Non è andato tutto bene. Neanche un po'. Oggi converrebbe usare un po' meno retorica e più buon senso per non trasformare una crisi, sociale ed economica, in una tragedia. La buona notizia è che le imprese italiane hanno più volte dimostrato di saperlo fare.
Certo i dati forniti ieri da Confcommercio sono duri. Nel 2020 i consumi sono crollati di 126 miliardi, quasi duemila euro a testa, neonati compresi. Il prodotto di un Paese, per farla semplice, è fatto di consumi, il caffè al bar e le scarpe al negozio; e di investimenti, la macchina per l'artigiano e le gallerie delle autostrade. I primi sono crollati, come visto. E hanno resistito, si fa per dire, solo perché ve ne sono alcuni, quelli sanitari e alimentari, piuttosto incomprimibili. I secondi si sono praticamente azzerati. Sul fronte dei consumi, inoltre, le cose peggiori sono occorse al Nord.

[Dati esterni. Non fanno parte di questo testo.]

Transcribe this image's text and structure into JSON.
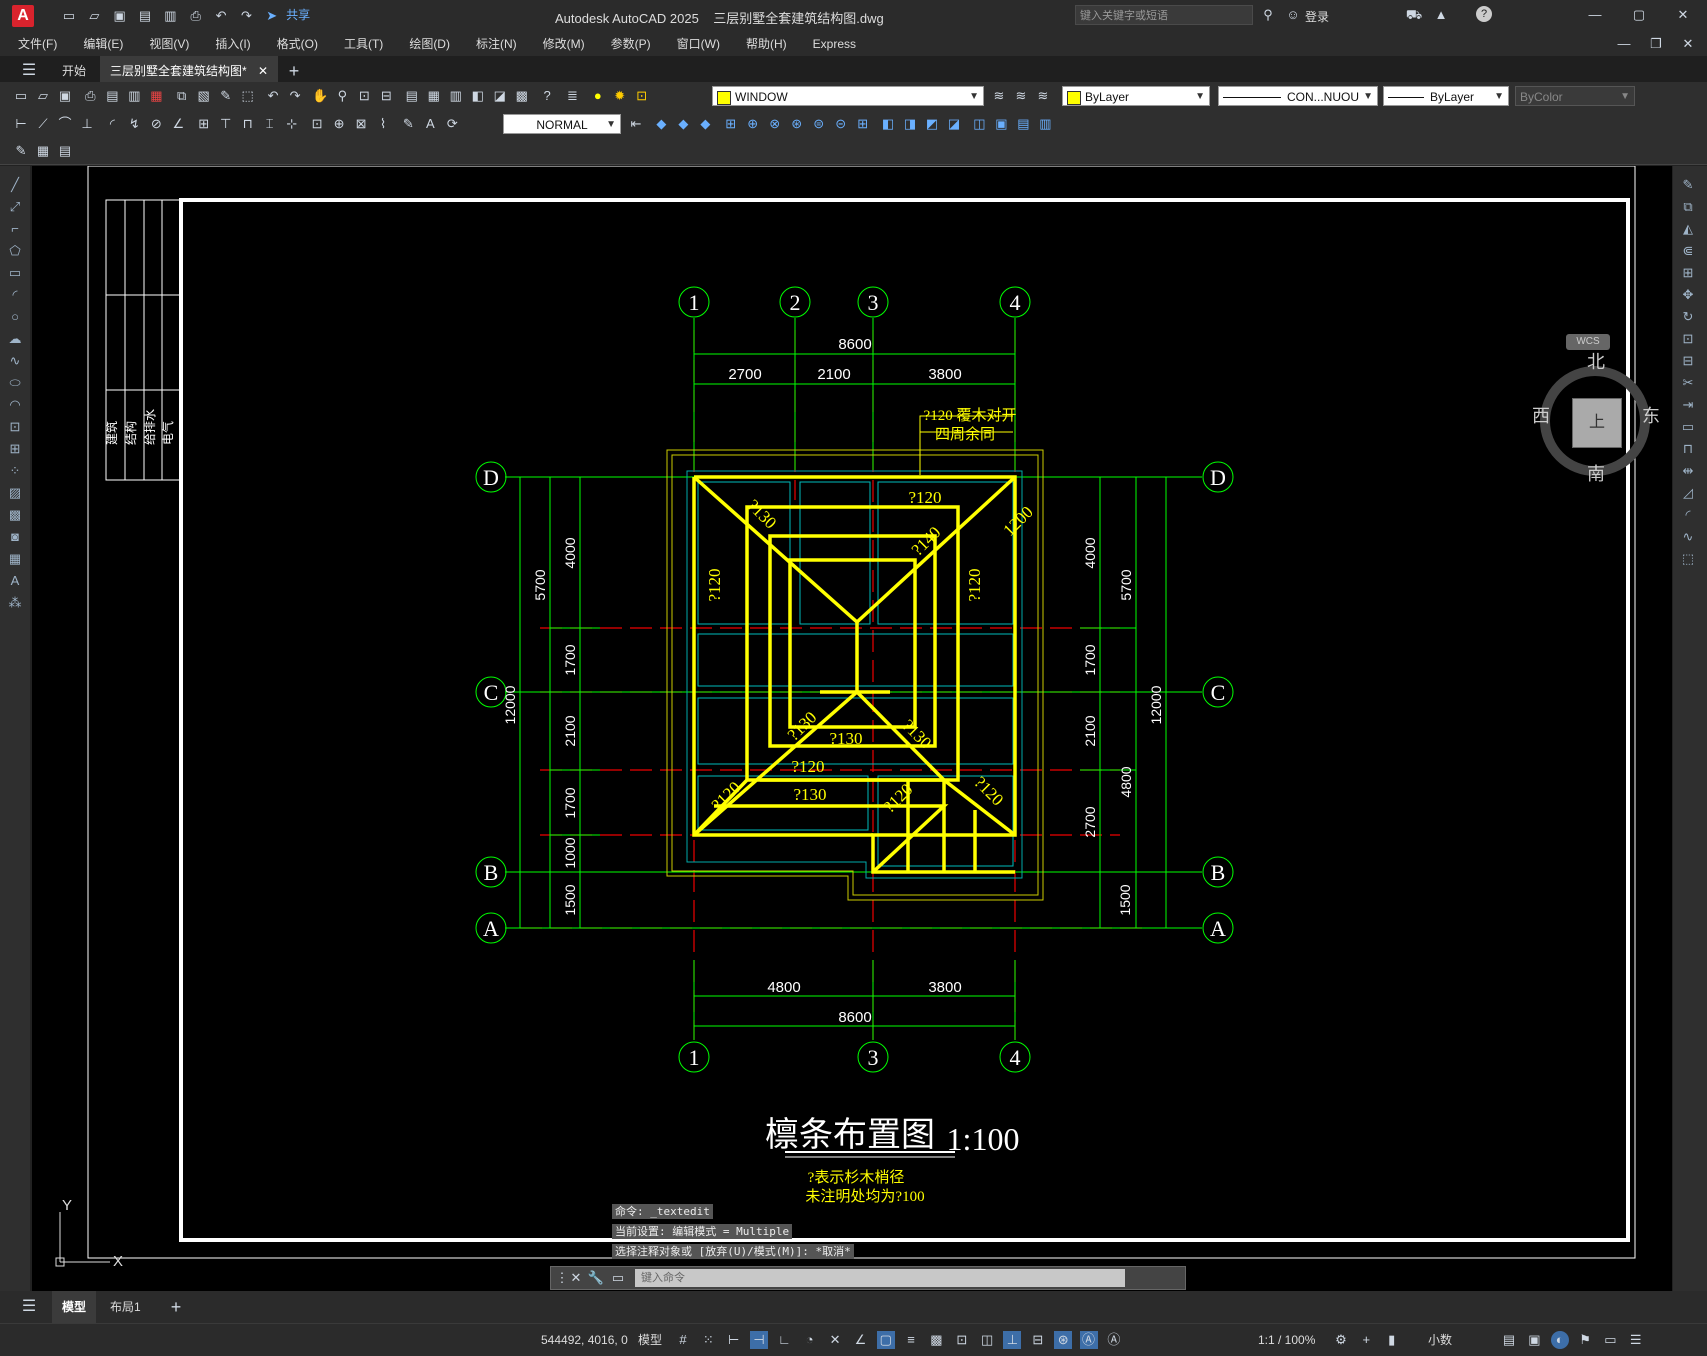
{
  "app": {
    "title": "Autodesk AutoCAD 2025",
    "file_title": "三层别墅全套建筑结构图.dwg",
    "search_placeholder": "键入关键字或短语",
    "login": "登录",
    "share": "共享"
  },
  "menu": [
    "文件(F)",
    "编辑(E)",
    "视图(V)",
    "插入(I)",
    "格式(O)",
    "工具(T)",
    "绘图(D)",
    "标注(N)",
    "修改(M)",
    "参数(P)",
    "窗口(W)",
    "帮助(H)",
    "Express"
  ],
  "tabs": {
    "start": "开始",
    "doc": "三层别墅全套建筑结构图*"
  },
  "toolbar": {
    "layer_name": "WINDOW",
    "color": "ByLayer",
    "linetype": "CON...NUOU",
    "lineweight": "ByLayer",
    "plotstyle": "ByColor",
    "textstyle": "NORMAL"
  },
  "viewcube": {
    "north": "北",
    "south": "南",
    "east": "东",
    "west": "西",
    "top": "上",
    "wcs": "WCS"
  },
  "title_block": [
    "建筑",
    "结构",
    "给排水",
    "电气"
  ],
  "drawing": {
    "axes_x": [
      "1",
      "2",
      "3",
      "4"
    ],
    "axes_y": [
      "D",
      "C",
      "B",
      "A"
    ],
    "dims_top_total": "8600",
    "dims_top": [
      "2700",
      "2100",
      "3800"
    ],
    "dims_bottom": [
      "4800",
      "3800"
    ],
    "dims_bottom_total": "8600",
    "dims_left_outer": [
      "5700",
      "12000"
    ],
    "dims_left_inner": [
      "4000",
      "1700",
      "2100",
      "1700",
      "1000",
      "1500"
    ],
    "dims_right_inner": [
      "4000",
      "1700",
      "2100",
      "2700",
      "1500"
    ],
    "dims_right_outer": [
      "5700",
      "12000",
      "4800"
    ],
    "note1": "?120 覆木对开",
    "note2": "四周余同",
    "purlins": [
      "?120",
      "?130",
      "?140",
      "?120",
      "?120",
      "?130",
      "?130",
      "?130",
      "?120",
      "?120",
      "?130",
      "?120",
      "?120",
      "?120"
    ],
    "note_diag": "1200",
    "title": "檩条布置图",
    "scale": "1:100",
    "legend1": "?表示杉木梢径",
    "legend2": "未注明处均为?100"
  },
  "command": {
    "history": [
      "命令:  _textedit",
      "当前设置: 编辑模式 = Multiple",
      "选择注释对象或 [放弃(U)/模式(M)]: *取消*"
    ],
    "placeholder": "键入命令"
  },
  "bottom_tabs": {
    "model": "模型",
    "layout1": "布局1"
  },
  "status": {
    "coords": "544492, 4016, 0",
    "model": "模型",
    "scale": "1:1 / 100%",
    "units": "小数"
  }
}
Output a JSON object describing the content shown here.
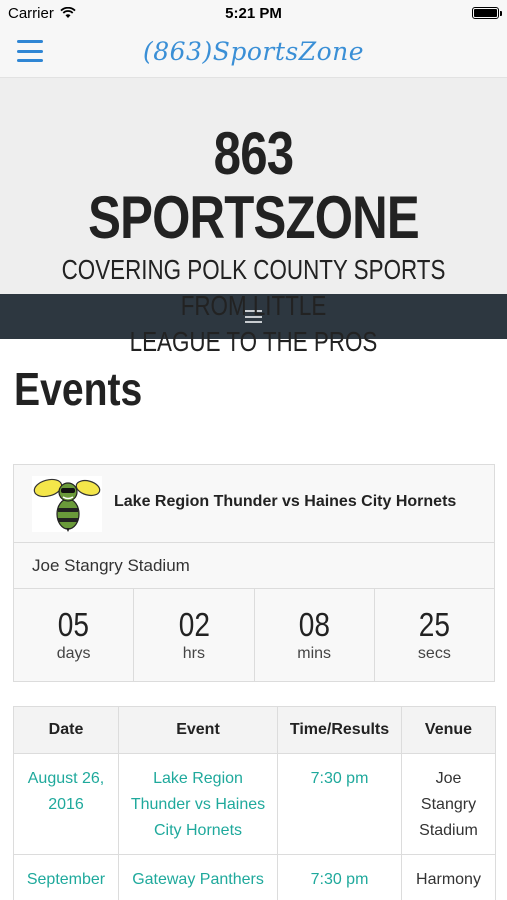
{
  "status_bar": {
    "carrier": "Carrier",
    "time": "5:21 PM",
    "battery_level": 1.0
  },
  "app_bar": {
    "title": "(863)SportsZone",
    "menu_icon": "hamburger-menu-icon"
  },
  "header": {
    "site_title": "863 SPORTSZONE",
    "tagline_line1": "COVERING POLK COUNTY SPORTS FROM LITTLE",
    "tagline_line2": "LEAGUE TO THE PROS"
  },
  "nav": {
    "toggle_icon": "hamburger-menu-icon"
  },
  "main": {
    "heading": "Events"
  },
  "featured_event": {
    "logo_icon": "hornet-mascot-icon",
    "name": "Lake Region Thunder vs Haines City Hornets",
    "venue": "Joe Stangry Stadium",
    "countdown": [
      {
        "value": "05",
        "unit": "days"
      },
      {
        "value": "02",
        "unit": "hrs"
      },
      {
        "value": "08",
        "unit": "mins"
      },
      {
        "value": "25",
        "unit": "secs"
      }
    ]
  },
  "events_table": {
    "headers": [
      "Date",
      "Event",
      "Time/Results",
      "Venue"
    ],
    "rows": [
      {
        "date": "August 26, 2016",
        "event": "Lake Region Thunder vs Haines City Hornets",
        "time": "7:30 pm",
        "venue": "Joe Stangry Stadium"
      },
      {
        "date": "September",
        "event": "Gateway Panthers",
        "time": "7:30 pm",
        "venue": "Harmony"
      }
    ]
  },
  "colors": {
    "link": "#1fa99c",
    "app_title": "#3a8fd6",
    "nav_bg": "#2d3740"
  }
}
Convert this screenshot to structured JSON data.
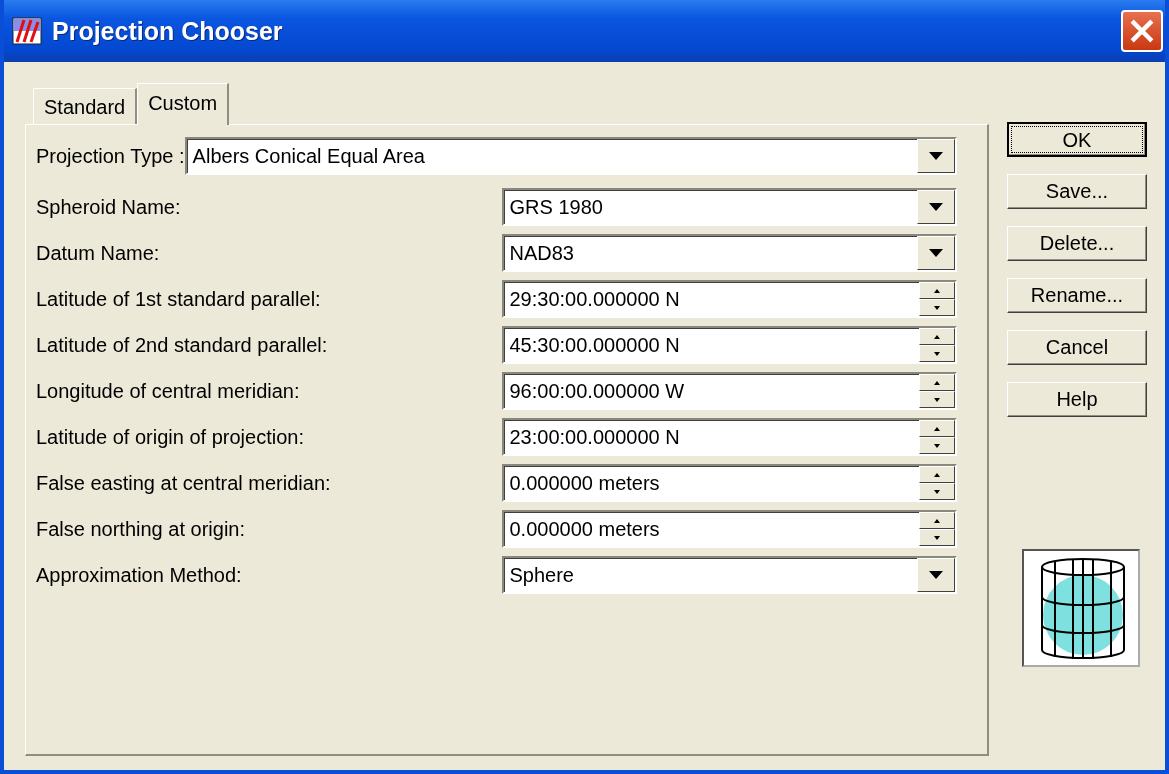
{
  "window": {
    "title": "Projection Chooser"
  },
  "tabs": [
    {
      "label": "Standard",
      "selected": false
    },
    {
      "label": "Custom",
      "selected": true
    }
  ],
  "projection_type": {
    "label": "Projection Type :",
    "value": "Albers Conical Equal Area"
  },
  "fields": [
    {
      "label": "Spheroid Name:",
      "value": "GRS 1980",
      "kind": "dropdown"
    },
    {
      "label": "Datum Name:",
      "value": "NAD83",
      "kind": "dropdown"
    },
    {
      "label": "Latitude of 1st standard parallel:",
      "value": "29:30:00.000000 N",
      "kind": "spin"
    },
    {
      "label": "Latitude of 2nd standard parallel:",
      "value": "45:30:00.000000 N",
      "kind": "spin"
    },
    {
      "label": "Longitude of central meridian:",
      "value": "96:00:00.000000 W",
      "kind": "spin"
    },
    {
      "label": "Latitude of origin of projection:",
      "value": "23:00:00.000000 N",
      "kind": "spin"
    },
    {
      "label": "False easting at central meridian:",
      "value": "0.000000 meters",
      "kind": "spin"
    },
    {
      "label": "False northing at origin:",
      "value": "0.000000 meters",
      "kind": "spin"
    },
    {
      "label": "Approximation Method:",
      "value": "Sphere",
      "kind": "dropdown"
    }
  ],
  "buttons": [
    {
      "label": "OK",
      "default": true
    },
    {
      "label": "Save...",
      "default": false
    },
    {
      "label": "Delete...",
      "default": false
    },
    {
      "label": "Rename...",
      "default": false
    },
    {
      "label": "Cancel",
      "default": false
    },
    {
      "label": "Help",
      "default": false
    }
  ]
}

Questo è lo scenario dell'anno che è passato. E non ci voleva un frate indovino per capire che le canzoni dai balconi erano una pagliacciata. Con ogni dpcm e restrizione (lasciamo perdere la loro necessità, che dal punto di vista economico non rileva) si decretava la fine di un'impresa, la morte economica di un imprenditore, e la conseguente riduzione di forza lavoro.
Le cose saranno ancora difficili. Secondo le previsioni, i consumi faranno nel 2021 un balzo in avanti, quasi del 4%. Ma è poca roba: non riusciranno a coprire neanche un terzo di quanto perso.
Essere realisti oggi, come non essere follemente incoscienti ieri, è utile per capire cosa fare. Quando il consumatore ha paura non spende, quando le imprese non hanno consumatori non investono. Ecco, su questi due fronti si può fare qualcosa.
Campagna di vaccinazioni e restituzione veloce delle nostre libertà ci aiuteranno ad uscire da questa insana cappa di paura e incertezza. Dall'altra parte le imprese possono, e oggi devono, osare. Chi ha resistito fino ad ora scommetta, investa, si ristrutturi, sgomberi la polvere che comunque aveva in casa anche prima della pandemia. Lo hanno fatto i nostri nonni con le macerie. Certo, hanno avuto il piano Marshall (il Recovery, più che un piano è un debito le cui chiavi sono in mano ai nostri burocrati) e una classe politica con un progetto.
Ma allora come oggi, il merito va essenzialmente a loro: a migliaia di imprenditori e milioni di lavoratori che hanno investito in questo Paese.Forse è retorica, ma certamente più digeribile di quella strafatta sulla resilienza, la più brutta postura del mondo, dopo le canzoncine allegre dai balconi.